As global competition in artificial intelligence (AI) intensifies, the words and actions of Demis Hassabis, CEO of Google DeepMind, are drawing attention in the IT industry. At the World Economic Forum last month, he said, "There is an increasing bubble in AI investment," adding, "It's not sustainable for brand-new startups with no products or technology to pull in billions of dollars in seed funding." At the same time, he expressed confidence, saying, "Even if the bubble bursts, Google will be fine."

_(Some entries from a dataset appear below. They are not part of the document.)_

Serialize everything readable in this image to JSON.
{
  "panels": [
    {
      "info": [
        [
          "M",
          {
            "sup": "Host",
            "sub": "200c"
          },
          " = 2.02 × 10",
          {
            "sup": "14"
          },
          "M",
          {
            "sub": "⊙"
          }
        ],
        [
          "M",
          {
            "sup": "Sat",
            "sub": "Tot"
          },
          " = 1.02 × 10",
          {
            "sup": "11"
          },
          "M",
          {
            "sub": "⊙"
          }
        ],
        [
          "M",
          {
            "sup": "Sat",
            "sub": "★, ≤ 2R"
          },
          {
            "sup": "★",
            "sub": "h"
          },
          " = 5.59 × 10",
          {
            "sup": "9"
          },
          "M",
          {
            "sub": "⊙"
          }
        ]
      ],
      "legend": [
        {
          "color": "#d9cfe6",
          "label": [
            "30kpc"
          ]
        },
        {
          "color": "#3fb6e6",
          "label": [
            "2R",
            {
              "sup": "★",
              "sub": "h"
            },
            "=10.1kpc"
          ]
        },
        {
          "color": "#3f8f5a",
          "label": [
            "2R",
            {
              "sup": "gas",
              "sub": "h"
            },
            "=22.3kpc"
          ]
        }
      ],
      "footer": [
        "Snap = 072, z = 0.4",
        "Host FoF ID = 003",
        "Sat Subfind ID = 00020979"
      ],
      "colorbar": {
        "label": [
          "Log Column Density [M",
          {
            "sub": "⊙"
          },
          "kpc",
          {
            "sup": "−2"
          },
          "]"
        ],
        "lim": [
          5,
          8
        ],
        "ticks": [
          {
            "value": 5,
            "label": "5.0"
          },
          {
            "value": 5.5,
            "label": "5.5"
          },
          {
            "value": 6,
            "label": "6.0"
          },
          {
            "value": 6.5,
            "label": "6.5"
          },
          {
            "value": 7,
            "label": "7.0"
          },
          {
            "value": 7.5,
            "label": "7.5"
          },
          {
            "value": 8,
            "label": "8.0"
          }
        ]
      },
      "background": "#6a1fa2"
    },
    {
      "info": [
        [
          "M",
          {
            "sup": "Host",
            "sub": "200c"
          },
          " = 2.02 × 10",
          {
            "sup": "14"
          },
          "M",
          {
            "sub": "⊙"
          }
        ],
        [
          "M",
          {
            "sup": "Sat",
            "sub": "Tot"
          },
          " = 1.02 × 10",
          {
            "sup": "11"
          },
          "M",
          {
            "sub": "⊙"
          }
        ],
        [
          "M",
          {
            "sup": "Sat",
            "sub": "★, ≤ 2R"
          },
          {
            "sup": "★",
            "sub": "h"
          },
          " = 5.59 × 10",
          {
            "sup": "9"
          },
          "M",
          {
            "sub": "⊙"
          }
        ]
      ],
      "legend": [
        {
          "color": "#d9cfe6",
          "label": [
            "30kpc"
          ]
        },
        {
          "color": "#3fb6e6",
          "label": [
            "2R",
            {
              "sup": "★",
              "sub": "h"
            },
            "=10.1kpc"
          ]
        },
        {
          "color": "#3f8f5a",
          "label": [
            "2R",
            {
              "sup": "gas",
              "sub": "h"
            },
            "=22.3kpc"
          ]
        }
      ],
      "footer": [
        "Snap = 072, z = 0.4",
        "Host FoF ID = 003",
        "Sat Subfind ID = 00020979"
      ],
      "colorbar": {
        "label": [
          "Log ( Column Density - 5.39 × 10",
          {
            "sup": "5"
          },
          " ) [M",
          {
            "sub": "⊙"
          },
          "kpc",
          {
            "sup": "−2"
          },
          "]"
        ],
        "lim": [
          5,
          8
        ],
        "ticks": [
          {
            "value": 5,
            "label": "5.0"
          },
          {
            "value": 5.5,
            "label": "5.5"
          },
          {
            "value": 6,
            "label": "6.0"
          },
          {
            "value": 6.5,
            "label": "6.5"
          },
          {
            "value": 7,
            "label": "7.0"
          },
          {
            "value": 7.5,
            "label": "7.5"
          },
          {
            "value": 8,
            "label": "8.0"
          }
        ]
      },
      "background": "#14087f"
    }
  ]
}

On the 11th (local time), Fortune said his decision to sell DeepMind, which he co-founded in Jan. 2014, to Google is seen as an event that had a significant impact on the subsequent structure of the AI industry.

Demis Hassabis, CEO of DeepMind, delivers a keynote at the SXSW London event in London in June last year. /Courtesy of EPA-Yonhap

At the time, Hassabis rejected Meta's offer, which proposed a higher acquisition price, and chose Google. The explanation is that he judged Google's vast computing resources and research infrastructure to be advantageous for long-term AI development. This transaction became one of the triggers for Tesla CEO Elon Musk to worry about the possibility of AI monopolies, and there is also analysis that later led him, along with Sam Altman and others, to establish OpenAI as a nonprofit. The sale of DeepMind is cited as one of the starting points that ultimately formed the current competitive landscape with Google and OpenAI as the two pillars.

Hassabis founded DeepMind in 2010, setting the development of artificial general intelligence (AGI) as the goal. He was a chess master in his youth and had a deep interest in astronomy and cosmology. It is known that his motivation for founding was to study AI as a way to understand the structure of human thought. At the time, AI did not receive the kind of industrial attention it does now, but he continued his research with the long-term impact on science and industry in mind.

DeepMind drew global attention in 2016 when AlphaGo defeated 9-dan Lee Sedol. Evaluations said a Reinforcement Learning-based system proved it can surpass the highest human level in complex strategy games. It later expanded its research into biology by unveiling the protein 3D structure prediction AI "AlphaFold." AlphaFold, a technology that predicts protein structures from amino acid sequences alone, is seen as a foundation that can improve the efficiency of new drug development and disease research. This achievement led to a Nobel Prize.

Hassabis now oversees Google's AI research and product strategy. He unified research capabilities by integrating DeepMind and the Google Brain organization, and is working to apply AI to core services such as Search, YouTube and Chrome around the Gemini model. He has emphasized a structure that quickly reflects research results in products. His position is that securing a top-tier model is the starting point for competitiveness.

Hassabis also mentions a balance between research and commercialization. He founded the new drug development company Isomorphic based on AlphaFold to apply AI to the pharmaceutical field. Traditional new drug development takes an average of more than 10 years and has a low success rate. He laid out a strategy to shorten the discovery process for candidate substances through simulation-based search and design. Programs are underway in cancer, cardiovascular and immune diseases, and some aim to enter the clinical stage.

Attention is also drawn to his organizational management style. He adopted a collaborative structure that groups biologists, chemists and physicists with Machine Learning researchers and engineers into one team. The judgment is that lowering the boundaries between fields improves research efficiency. His personal schedule management is also unique. He said he concentrates meetings during the day and maintains a work pattern of allocating nighttime hours to research and strategy planning.

He offers a relatively optimistic outlook on the future direction of AI. While he expects continued progress in autonomous agents, smart glasses and robotics, he also emphasizes the need for safety and responsible development. His position is that technology must succeed commercially to sustain research, but at the same time must secure reliability and stability.

Hassabis believes AI can bring structural changes to medicine, energy and new materials within the next 10 to 15 years. However, he said the premise is to advance the technology within a controllable range. The choices and strategies he has pursued since the sale of DeepMind are influencing not only the direction of Google AI but also the global AI competitive landscape.